Mumbai University > Civil Engineering > Sem 8 > Construction Engineering
Diaphragm wall is a continuous wall constructed in ground in to facilitate certain construction activities, such as:
a) As a retaining wall.
b) As a cut-off provision to support deep excavation.
c) As the final wall for basement or other underground structure.
c) As a separating structure between major underground facilities.
d) As a form of foundation.
Diaphragm wall is a reinforced concrete structure constructed in-situ panel by panel. The wall is usually designed to reach very great depth, sometimes up to 50m.
The following are the steps:
- Guide wall – These are two parallel concrete beams constructed along the side of the wall as a guide to the clamshell which is used for the excavation of the diaphragm wall trenches.
Trench excavation – In normal soil condition excavation is done using a clamshell or grab suspended by cables to a crane. The grab can easily cut through soft ground. In case of encountering boulders, a gravity hammer (chisel) will be used to break the rock and then take the spoil out using the grab.

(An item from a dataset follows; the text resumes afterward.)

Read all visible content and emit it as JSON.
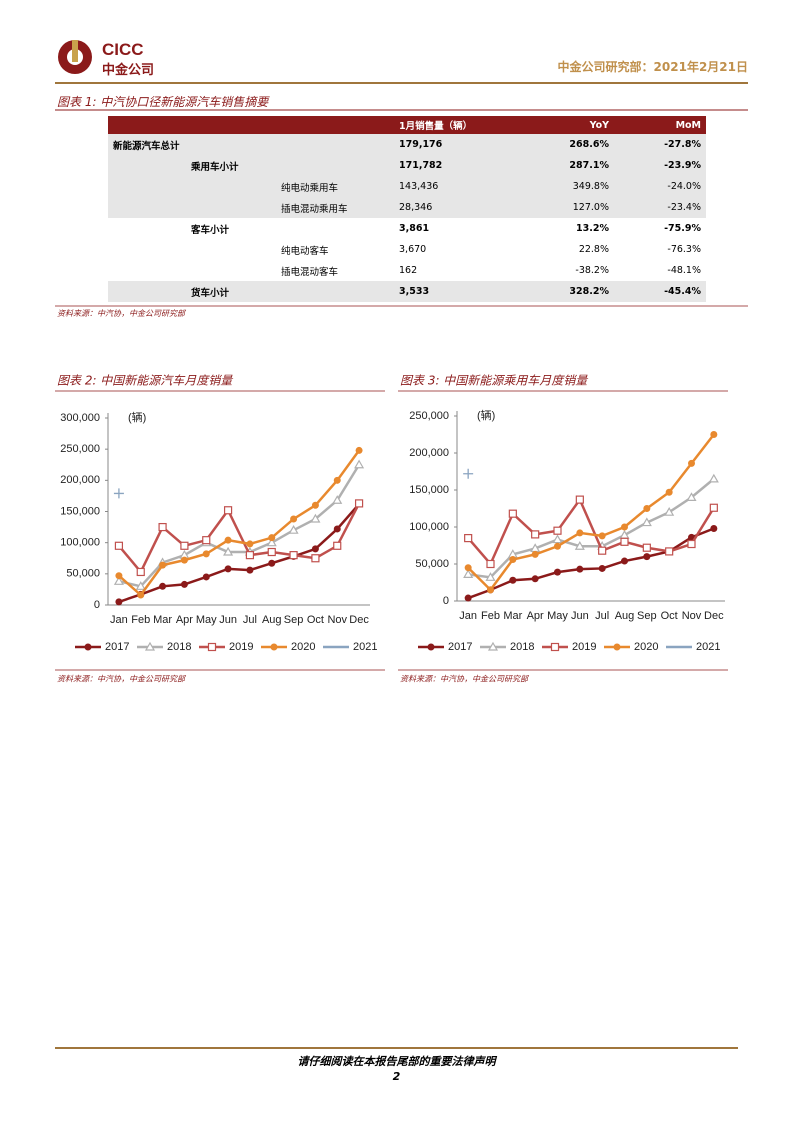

Excavation support – The sides inside the trench cut can collapse easily. Bentonite slurry is used to protect the sides of soil. Bentonite is a specially selected fine clay.The slurry will produce a great lateral pressure sufficient enough to retain the vertical soil.
Reinforcement – Reinforcement is inserted in the form of a steel cage, but may be required to lap a few sections in order to reach the required length.
Concreting – The placing of concrete is done using tremie pipes to avoid the segregation of concrete. As Concrete being poured down, bentonite will be displaced due to its lower density than
Joining for the diaphragm wall panel – Diaphragm wall cannot be constructed continually for a very long section due to limitation and size of the mechanical plant. The wall is usually constructed in alternative section. Two stop end tubes will be placed at the ends of the excavated trench before concreting. The tubes are withdrawn at the same time of concreting so that a semi-circular end section is formed. Wall sections are formed alternatively leaving an intermediate section in between. The in-between sections are built similarly afterward but without the end tube. At the end a continual diaphragm wall is constructed with the panel sections tightly joined by the semi-circular groove.